According to the Puget Sound press release, the Loggers have ranked in the top 10 Peace Corps volunteer-producing small colleges every year since 2001, when the Peace Corps began releasing their annual rankings.

In addition, a total of 257 Puget Sound alumni have participated in the Peace Corps since its creation.

So what is it that makes the Peace Corp so appealing to Puget Sound students? Former Peace Corps volunteer and Puget Sound alum Erin Carlson said that here at Puget Sound, students and faculty are more globally minded and that the campus is supportive of the Peace Corps.

Karen Barbee, a Puget Sound senior and a Peace Corps applicant added that Puget Sound students “are predisposed to get out and explore” based on the high study abroad rates and the fact that roughly 80 percent of Puget Sound students are from outside of Washington State. Barbee—who hopes to be a part of the health extension sector of the Peace Corps—added that the liberal arts bring bigger ideas that the Peace Corps fosters, such as the desire to explore and exchange both ideas and cultural understandings.

Both Barbee and Carlson agreed about the benefits of the Peace Corps.

“Right out of college there are so many different ways to apply skills in a direct way. Every field has a place,” Barbee said.

Similarly, Carlson stated that the Peace Corps is a “great way to get two years of professional and international experience.”

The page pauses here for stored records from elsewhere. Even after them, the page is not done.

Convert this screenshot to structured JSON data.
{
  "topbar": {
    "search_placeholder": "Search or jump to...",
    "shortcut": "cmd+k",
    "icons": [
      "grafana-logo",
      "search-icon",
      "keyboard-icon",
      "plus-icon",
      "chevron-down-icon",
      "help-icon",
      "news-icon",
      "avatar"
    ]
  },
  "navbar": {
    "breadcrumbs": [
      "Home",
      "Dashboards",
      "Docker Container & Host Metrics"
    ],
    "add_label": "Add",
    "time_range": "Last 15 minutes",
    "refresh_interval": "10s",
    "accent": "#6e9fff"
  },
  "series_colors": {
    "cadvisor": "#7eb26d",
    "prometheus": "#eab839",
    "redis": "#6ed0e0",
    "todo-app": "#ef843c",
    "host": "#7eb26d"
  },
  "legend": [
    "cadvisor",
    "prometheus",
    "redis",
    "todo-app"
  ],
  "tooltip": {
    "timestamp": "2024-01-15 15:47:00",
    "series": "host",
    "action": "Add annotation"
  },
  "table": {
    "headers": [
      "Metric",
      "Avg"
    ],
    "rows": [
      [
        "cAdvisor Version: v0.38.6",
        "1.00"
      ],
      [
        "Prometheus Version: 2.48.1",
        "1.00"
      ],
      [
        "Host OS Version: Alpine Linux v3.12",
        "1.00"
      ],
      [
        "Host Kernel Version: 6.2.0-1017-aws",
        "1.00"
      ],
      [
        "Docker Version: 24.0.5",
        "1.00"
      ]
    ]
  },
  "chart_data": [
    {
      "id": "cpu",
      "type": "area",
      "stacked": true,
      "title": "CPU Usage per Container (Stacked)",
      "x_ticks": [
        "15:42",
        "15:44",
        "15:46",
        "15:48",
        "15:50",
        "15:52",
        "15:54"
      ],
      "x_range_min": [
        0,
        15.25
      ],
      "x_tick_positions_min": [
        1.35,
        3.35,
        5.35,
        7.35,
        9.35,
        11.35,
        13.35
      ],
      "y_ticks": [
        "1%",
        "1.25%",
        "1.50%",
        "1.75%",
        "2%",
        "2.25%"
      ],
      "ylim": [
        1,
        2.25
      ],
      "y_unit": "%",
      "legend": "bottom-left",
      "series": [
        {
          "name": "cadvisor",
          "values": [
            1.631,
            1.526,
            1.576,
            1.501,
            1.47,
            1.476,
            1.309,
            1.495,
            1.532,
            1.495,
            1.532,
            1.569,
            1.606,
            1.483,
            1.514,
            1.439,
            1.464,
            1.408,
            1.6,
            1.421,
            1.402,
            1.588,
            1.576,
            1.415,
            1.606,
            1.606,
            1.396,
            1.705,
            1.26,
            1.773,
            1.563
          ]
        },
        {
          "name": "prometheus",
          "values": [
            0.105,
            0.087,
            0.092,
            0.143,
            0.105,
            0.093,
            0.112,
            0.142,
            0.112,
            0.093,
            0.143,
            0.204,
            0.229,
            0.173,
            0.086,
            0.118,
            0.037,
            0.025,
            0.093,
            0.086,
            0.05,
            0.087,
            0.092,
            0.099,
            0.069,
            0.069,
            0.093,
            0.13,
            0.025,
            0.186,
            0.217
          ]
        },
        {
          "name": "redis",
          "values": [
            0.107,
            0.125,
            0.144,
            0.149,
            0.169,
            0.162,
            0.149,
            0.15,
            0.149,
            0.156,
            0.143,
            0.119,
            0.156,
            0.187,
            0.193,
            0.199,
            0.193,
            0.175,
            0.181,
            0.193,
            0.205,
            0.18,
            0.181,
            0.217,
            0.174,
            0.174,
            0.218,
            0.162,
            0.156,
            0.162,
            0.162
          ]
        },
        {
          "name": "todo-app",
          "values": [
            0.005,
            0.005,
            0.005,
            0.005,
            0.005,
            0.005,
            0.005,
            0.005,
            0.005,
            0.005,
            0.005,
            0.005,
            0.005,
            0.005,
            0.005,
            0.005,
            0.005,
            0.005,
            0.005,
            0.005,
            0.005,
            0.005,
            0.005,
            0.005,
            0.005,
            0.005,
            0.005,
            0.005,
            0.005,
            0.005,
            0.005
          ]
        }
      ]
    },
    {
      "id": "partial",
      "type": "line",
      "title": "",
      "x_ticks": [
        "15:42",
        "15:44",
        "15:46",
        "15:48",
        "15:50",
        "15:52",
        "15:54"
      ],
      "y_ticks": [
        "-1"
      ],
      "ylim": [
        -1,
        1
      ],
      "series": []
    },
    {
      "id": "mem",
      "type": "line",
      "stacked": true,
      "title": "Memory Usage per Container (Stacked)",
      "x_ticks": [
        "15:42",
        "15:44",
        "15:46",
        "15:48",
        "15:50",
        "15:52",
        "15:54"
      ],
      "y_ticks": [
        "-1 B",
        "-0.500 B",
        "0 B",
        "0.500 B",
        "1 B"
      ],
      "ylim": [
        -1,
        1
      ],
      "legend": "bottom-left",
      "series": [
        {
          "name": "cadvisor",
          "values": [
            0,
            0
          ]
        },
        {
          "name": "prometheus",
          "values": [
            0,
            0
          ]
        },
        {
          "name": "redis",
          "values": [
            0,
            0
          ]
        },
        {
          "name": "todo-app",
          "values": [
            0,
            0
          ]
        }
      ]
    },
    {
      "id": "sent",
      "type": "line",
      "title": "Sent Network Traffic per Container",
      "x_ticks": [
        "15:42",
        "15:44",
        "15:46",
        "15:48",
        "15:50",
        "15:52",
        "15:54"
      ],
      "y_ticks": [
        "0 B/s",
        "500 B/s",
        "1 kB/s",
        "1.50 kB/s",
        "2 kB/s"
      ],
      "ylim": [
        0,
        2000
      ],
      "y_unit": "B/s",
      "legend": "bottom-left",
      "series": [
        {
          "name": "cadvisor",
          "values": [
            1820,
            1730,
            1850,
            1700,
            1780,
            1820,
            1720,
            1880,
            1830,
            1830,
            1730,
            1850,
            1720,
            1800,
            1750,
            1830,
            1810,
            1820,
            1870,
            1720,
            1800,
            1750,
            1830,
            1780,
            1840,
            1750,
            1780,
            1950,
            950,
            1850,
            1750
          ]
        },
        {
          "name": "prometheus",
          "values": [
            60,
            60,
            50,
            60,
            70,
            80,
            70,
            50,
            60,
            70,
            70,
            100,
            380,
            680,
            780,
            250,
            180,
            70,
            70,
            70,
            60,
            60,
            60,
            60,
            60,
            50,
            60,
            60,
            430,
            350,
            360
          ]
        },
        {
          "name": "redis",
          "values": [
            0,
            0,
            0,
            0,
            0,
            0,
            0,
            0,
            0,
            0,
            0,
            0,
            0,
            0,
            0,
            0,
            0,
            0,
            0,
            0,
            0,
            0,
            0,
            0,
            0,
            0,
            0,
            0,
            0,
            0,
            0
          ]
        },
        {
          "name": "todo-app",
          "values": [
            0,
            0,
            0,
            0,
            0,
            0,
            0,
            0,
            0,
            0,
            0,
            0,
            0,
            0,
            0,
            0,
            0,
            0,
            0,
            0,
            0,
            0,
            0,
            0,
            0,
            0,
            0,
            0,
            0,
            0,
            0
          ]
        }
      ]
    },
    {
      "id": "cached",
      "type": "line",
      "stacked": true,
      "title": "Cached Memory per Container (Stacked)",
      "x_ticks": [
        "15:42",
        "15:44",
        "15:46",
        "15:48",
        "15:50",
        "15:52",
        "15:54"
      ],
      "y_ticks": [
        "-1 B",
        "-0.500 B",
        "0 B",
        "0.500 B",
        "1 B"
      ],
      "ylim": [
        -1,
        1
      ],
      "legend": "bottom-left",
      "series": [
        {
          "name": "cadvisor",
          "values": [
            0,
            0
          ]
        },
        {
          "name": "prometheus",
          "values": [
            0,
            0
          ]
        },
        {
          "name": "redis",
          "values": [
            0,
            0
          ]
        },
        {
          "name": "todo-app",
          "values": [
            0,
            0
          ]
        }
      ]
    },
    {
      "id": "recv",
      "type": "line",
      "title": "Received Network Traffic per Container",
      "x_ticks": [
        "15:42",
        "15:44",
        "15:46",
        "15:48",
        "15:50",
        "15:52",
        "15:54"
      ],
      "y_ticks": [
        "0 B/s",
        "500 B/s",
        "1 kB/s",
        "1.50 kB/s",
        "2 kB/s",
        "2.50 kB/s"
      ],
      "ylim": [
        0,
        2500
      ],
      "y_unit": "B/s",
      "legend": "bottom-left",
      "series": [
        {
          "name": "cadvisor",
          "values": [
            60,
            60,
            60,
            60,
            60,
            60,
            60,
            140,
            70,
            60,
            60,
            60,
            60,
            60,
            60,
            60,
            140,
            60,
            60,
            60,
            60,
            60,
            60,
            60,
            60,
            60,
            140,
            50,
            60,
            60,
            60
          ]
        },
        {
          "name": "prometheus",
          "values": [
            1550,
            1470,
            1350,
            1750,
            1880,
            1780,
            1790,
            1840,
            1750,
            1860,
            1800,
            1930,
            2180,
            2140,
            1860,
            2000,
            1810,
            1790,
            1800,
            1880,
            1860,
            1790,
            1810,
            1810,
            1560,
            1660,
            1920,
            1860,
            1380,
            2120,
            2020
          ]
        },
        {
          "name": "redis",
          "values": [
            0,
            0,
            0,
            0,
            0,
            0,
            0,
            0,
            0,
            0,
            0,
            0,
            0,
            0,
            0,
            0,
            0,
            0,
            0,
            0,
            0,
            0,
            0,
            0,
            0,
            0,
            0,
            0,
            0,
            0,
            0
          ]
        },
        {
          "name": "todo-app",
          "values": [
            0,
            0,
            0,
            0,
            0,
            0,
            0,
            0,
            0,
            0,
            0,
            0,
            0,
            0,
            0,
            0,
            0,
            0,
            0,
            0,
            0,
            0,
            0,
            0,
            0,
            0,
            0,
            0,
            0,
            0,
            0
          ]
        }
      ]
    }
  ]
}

Barbee originally planned to attend medical school, but plans to use her time in the Peace Corps to explore the areas of public health and health administration and decide if medicine is right for her.

Freshman Emily Rychlick—who is considering joining the Peace Corps after she graduates—agreed: “When you get out school and you have a degree, going into the Peace Corps will help you find direction as to how you will apply your degree to your career and life.”